Sommerhitze stellt Städte vor Herausforderung
Mehr Grünflächen mildern die Folgen des Klimawandels
Ortenau (ds/gro). Der Sommer 2018 stellt Städte vor eine neue Herausforderung: Wie lässt es sich auch während langer Hitzeperioden gut in ihnen leben? Beton und Asphalt erhitzen sich, in der Stadt ist es deutlich wärmer als im grünen Umland. Doch wie können Kommunen auf den Klimawandel reagieren?

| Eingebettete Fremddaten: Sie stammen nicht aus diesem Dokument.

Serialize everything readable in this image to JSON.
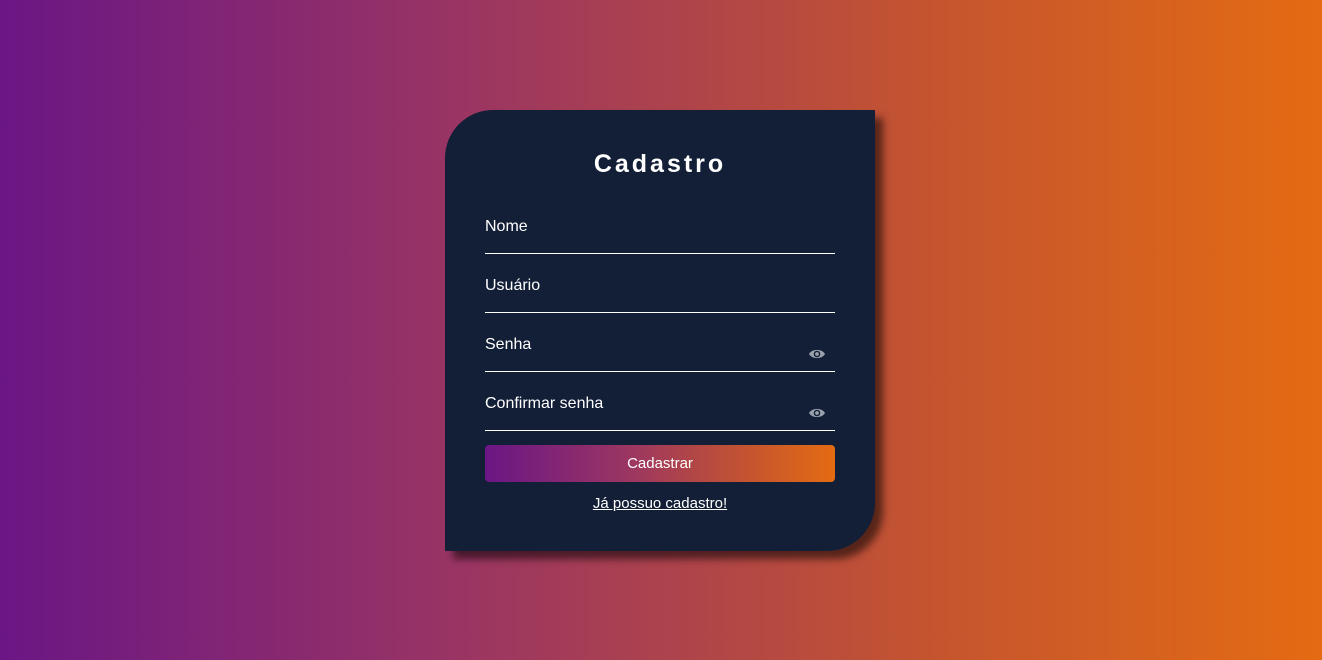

Klimaschutzkonzepte in Lahr
Der Gemeinderat der Stadt Lahr beispielsweise hat im März dieses Jahres einstimmig einen Leitfaden zur klima- und umweltfreundlichen Bauleitplanung verabschiedet. Das Stadtplanungsamt ist somit verpflichtet, bei den anstehenden Planungen zu prüfen, ob die Klimabelange angemessen berücksichtigt sind. Erst im Juli hat der Gemeinderat beschlossen, ein Klimaanpassungskonzept zu den lokalen Auswirkungen des Klimawandels und den notwendigen Anpassungsmaßnahmen erstellen zu lassen und hat die Verwaltung beauftragt, hierfür Fördermittel zu beantragen. Die nationalen Klimaschutzziele sind schon seit 2004 im Baugesetzbuch des Bundes verankert. "Somit sind Kommunen gesetzlich verpflichtet, den Klimaschutz und die Klimaanpassung zu fördern", betont Sabine Fink, Leiterin des Lahrer Stadtplanungsamts, auf Anfrage.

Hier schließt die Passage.